City Council Chairman Ernie Martin’s appointment of Peter Boylan as the Council’s housing coordinator is a worrisome sign that Council members intend to continue playing politics with Hawaii’s homelessness crisis.
Boylan, who will be paid $84,000, is smart and capable, but his specialty is political public relations, not policy; he’s worked since 2009 as a spokesman for politicians such as the late U.S. Sen. Daniel Inouye, former U.S. Rep.
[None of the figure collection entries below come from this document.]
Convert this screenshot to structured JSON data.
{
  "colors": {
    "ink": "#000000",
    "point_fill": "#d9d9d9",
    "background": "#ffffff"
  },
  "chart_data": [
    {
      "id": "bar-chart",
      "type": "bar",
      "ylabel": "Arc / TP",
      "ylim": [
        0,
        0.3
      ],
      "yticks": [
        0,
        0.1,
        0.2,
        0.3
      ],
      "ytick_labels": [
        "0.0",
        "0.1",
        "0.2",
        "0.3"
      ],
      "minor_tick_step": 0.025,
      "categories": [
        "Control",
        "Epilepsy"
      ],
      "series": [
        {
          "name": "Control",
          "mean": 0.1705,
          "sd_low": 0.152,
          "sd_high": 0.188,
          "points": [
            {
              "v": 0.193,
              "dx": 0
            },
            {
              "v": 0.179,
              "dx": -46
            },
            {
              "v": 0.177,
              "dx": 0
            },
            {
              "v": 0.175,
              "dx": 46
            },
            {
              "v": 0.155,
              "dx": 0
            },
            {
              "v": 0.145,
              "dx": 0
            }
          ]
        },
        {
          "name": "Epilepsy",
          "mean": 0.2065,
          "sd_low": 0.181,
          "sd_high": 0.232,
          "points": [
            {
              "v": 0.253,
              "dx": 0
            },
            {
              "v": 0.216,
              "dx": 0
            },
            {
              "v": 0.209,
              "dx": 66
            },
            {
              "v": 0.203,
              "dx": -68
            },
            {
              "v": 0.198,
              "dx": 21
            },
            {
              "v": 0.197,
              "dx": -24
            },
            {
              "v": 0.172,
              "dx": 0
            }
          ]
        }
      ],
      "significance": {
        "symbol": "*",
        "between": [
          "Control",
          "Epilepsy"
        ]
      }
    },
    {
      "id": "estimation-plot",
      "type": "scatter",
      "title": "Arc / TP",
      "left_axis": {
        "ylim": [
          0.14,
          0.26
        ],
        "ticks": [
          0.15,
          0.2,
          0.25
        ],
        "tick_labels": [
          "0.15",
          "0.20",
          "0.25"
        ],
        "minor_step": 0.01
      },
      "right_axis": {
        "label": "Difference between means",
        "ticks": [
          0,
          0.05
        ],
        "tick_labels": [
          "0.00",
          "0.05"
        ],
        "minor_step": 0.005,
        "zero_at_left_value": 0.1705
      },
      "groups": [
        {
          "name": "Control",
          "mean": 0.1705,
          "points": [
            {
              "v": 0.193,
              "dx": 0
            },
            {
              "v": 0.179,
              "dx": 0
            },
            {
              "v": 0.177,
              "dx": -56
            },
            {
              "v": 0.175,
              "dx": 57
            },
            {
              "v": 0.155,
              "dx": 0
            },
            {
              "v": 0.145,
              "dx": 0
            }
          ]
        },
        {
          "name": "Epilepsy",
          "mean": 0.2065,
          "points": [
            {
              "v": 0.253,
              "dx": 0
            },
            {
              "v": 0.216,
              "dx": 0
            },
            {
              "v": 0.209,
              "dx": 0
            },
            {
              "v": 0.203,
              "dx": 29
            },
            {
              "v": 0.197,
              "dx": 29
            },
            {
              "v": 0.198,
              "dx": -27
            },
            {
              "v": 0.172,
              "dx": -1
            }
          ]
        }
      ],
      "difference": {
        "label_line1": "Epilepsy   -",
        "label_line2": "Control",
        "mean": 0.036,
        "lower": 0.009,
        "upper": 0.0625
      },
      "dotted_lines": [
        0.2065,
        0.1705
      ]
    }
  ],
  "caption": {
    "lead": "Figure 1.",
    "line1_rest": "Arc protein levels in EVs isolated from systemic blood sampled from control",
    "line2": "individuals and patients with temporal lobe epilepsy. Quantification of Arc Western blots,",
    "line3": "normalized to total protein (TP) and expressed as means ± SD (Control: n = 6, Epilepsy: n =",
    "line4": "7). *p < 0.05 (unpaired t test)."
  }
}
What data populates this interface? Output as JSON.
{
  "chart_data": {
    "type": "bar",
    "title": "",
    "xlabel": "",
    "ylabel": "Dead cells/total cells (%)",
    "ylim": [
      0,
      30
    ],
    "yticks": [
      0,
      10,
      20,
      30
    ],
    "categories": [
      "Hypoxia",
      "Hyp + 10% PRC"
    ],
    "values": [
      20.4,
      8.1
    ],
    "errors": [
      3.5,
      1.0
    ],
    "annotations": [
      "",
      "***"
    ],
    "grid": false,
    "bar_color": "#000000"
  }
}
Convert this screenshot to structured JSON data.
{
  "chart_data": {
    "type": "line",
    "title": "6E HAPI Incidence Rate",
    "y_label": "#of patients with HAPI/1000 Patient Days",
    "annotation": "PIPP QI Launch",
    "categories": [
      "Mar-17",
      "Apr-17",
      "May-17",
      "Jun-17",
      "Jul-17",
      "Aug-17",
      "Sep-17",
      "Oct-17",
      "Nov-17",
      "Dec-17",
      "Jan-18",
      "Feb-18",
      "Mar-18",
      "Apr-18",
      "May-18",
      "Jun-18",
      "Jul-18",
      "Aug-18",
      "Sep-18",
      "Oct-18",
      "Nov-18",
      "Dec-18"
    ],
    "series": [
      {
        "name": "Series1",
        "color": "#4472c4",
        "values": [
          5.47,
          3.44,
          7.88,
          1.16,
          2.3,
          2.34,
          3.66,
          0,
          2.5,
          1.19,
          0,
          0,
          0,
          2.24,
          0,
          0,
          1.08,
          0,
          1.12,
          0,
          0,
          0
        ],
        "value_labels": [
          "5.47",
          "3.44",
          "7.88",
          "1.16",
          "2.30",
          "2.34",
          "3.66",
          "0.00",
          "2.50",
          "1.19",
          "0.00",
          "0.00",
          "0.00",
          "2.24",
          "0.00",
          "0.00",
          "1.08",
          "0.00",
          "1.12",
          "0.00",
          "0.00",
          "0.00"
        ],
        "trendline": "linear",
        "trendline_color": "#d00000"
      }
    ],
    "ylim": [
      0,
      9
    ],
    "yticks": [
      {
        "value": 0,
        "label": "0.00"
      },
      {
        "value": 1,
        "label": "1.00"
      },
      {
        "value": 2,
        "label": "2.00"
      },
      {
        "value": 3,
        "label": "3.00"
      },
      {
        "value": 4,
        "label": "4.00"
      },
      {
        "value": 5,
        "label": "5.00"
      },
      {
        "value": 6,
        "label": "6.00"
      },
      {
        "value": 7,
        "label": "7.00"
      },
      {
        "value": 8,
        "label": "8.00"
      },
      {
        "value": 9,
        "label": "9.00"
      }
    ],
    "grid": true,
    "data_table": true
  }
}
Colleen Hanabusa and Big Island Mayor Billy Kenoi.
A former reporter for The Honolulu Advertiser, he has no significant background in housing, homelessness issues or social services.
The unavoidable appearance is that Martin has parked Boylan in the Council offices for involvement in his anticipated run against Mayor Kirk Caldwell in next year’s election.
Martin’s creation of a Council staff position to coordinate housing policy was dubious in the first place, after the Council turned down the Caldwell administration’s request for additional staff to accelerate the city’s urgent Housing First program.
Council members said they didn’t want to "grow government" in the case of the administration’s request, then refused to apply the same concern to their chairman’s empire-building.
And it isn’t Martin’s only recent appointment with political overtones as he pads the Council staff despite tight city finances.
In June, he decided out of the blue to hire an assistant city clerk — a position that had been vacant for 30 years — and gave the six-figure job to Kimberly Ribellia, a union lobbyist and former Martin staff member.
Retired City Clerk Bernice Mau testified that the position wasn’t needed and expressed outrage that if it was to be filled, qualified senior employees in the clerk’s office weren’t given a chance to apply.
With the housing coordinator, also unadvertised, Martin only bolstered worries that it’s expensively superfluous by failing to hire an expert who could bring substantial and relevant experience to the table as the city struggles to solve its most pressing problem.
Sadly, a housing adviser who is better equipped to give political advice is well in line with the Council’s course of responding to homelessness with political pandering, such as overreaching "sit-lie" laws that make the problem worse and expose the city to steep legal liability.
Martin, like Caldwell, is a member of the leadership committee appointed by Gov. David Ige to coordinate the response to homelessness and get solutions on a faster track.
As Ige worked with Caldwell to hold back on sidewalk enforcement in trouble spots like Kakaako until appropriate shelter for those displaced is found, Martin and the Council paddled in the opposite direction with yet another legally questionable expansion of the sit-lie law.
Boylan could best prove his worth by persuading his bosses that playing politics on this issue is bad politics.